His grandfather was Charles Martel, who gained such signal victories over the Mohammedan Saracens; his father was Pepin, who was a renowned conqueror, and who subdued the southern part of France, or Gaul. He did not rise, like Clovis, from the condition of a chieftain of a tribe of barbarians; nor, like the founder of his family, from a mayor of the palace, or minister of the Merovingian kings. His early life was spent amid the turmoils and dangers of camps, and as a young man he was distinguished for precocity of talent, manly beauty, and gigantic physical strength.
He was a type of chivalry, before chivalry arose. He was born to greatness, and early succeeded to a great inheritance. At the age of twenty-six, in the year 768, he became the monarch of the greater part of modern France, and of those provinces which border on the Rhine. By unwearied activities this inheritance, greater than that of any of the Merovingian kings, was not only kept together and preserved, but was increased by successive conquests, until no so great an empire has ever been ruled by any one man in Europe, since the fall of the Roman Empire, from his day to ours.
Yet greater than the conquests of Charlemagne was the greatness of his character. He preserved simplicity and gentleness amid all the distractions attending his government.
His reign affords a striking contrast to that of all his predecessors of the Merovingian dynasty,--which reigned from the immediate destruction of the Roman Empire. The Merovingian princes, with the exception of Clovis and a few others, were mere barbarians, although converted to a nominal Christianity. Some of them were monsters, and others were idiots. Clotaire burned to death his own son and wife and daughters. Fredegunde armed her assassins with poisoned daggers. "Thirteen sovereigns reigned over the Franks in one hundred and fourteen years, only two of whom attained to man's estate, and not one to the full development of intellectual powers. There was scarcely one who did not live in a state of perpetual intoxication, or who did not rival Sardanapalus in effeminacy, and Commodus in cruelty." As these sovereigns were good churchmen, their iniquities were glossed over by Gregory of Tours. In HIS annals they may pass for saints, but history consigns them to an infamous immortality.
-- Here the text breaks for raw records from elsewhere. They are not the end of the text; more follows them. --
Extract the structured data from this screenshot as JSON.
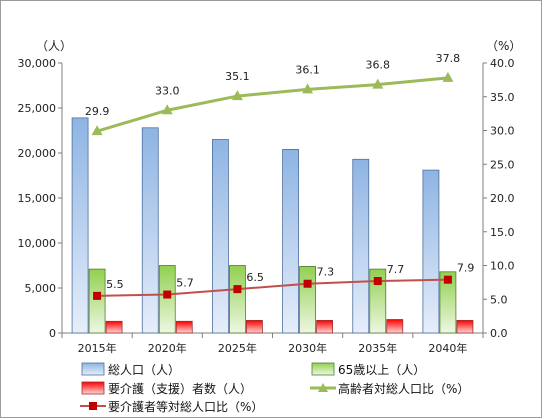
{
  "chart_data": {
    "type": "bar",
    "categories": [
      "2015年",
      "2020年",
      "2025年",
      "2030年",
      "2035年",
      "2040年"
    ],
    "left_axis": {
      "unit_label": "（人）",
      "ylim": [
        0,
        30000
      ],
      "ticks": [
        "0",
        "5,000",
        "10,000",
        "15,000",
        "20,000",
        "25,000",
        "30,000"
      ],
      "tick_values": [
        0,
        5000,
        10000,
        15000,
        20000,
        25000,
        30000
      ]
    },
    "right_axis": {
      "unit_label": "（%）",
      "ylim": [
        0,
        40
      ],
      "ticks": [
        "0.0",
        "5.0",
        "10.0",
        "15.0",
        "20.0",
        "25.0",
        "30.0",
        "35.0",
        "40.0"
      ],
      "tick_values": [
        0,
        5,
        10,
        15,
        20,
        25,
        30,
        35,
        40
      ]
    },
    "series": [
      {
        "name": "総人口（人）",
        "kind": "bar",
        "axis": "left",
        "color": "#8eb4e3",
        "values": [
          23900,
          22800,
          21500,
          20400,
          19300,
          18100
        ]
      },
      {
        "name": "65歳以上（人）",
        "kind": "bar",
        "axis": "left",
        "color": "#92d050",
        "values": [
          7100,
          7500,
          7500,
          7400,
          7100,
          6800
        ]
      },
      {
        "name": "要介護（支援）者数（人）",
        "kind": "bar",
        "axis": "left",
        "color": "#ff0000",
        "values": [
          1300,
          1300,
          1400,
          1400,
          1500,
          1400
        ]
      },
      {
        "name": "高齢者対総人口比（%）",
        "kind": "line",
        "axis": "right",
        "color": "#9bbb59",
        "marker": "triangle",
        "values": [
          29.9,
          33.0,
          35.1,
          36.1,
          36.8,
          37.8
        ],
        "labels": [
          "29.9",
          "33.0",
          "35.1",
          "36.1",
          "36.8",
          "37.8"
        ]
      },
      {
        "name": "要介護者等対総人口比（%）",
        "kind": "line",
        "axis": "right",
        "color": "#c0504d",
        "marker": "square",
        "values": [
          5.5,
          5.7,
          6.5,
          7.3,
          7.7,
          7.9
        ],
        "labels": [
          "5.5",
          "5.7",
          "6.5",
          "7.3",
          "7.7",
          "7.9"
        ]
      }
    ],
    "grid": false,
    "legend_position": "bottom"
  }
}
It is difficult to conceive a more dreary and dismal state of society than existed in France, and in fact over all Europe, when Charlemagne began to reign. The Roman Empire was in ruins, except in the East, where the Greek emperors reigned at Constantinople.
The western provinces were ruled by independent barbaric kings.
There was no central authority, although there was an attempt of the popes to revive it,--a spiritual rather than a temporal power;a theocracy whose foundation was secured by Leo the Great when he established the jus divinum principle,--that he was the successor of Peter, to whom were given the keys of heaven and hell. If there was an interesting feature in the times it was this spiritual authority exercised by the bishops of Rome: the most useful and beneficent considering the evils which prevailed,--the reign of brute force. The barbaric chieftains yielded a partial homage to this spiritual power, and it was some check on their rapacity of violence. It is mournful to think that so little of the ancient civilization remained in the eighth century. Its eclipse was total. The shadows of a dark and long night of superstition and ignorance spread over Europe. Law was silenced by the sword.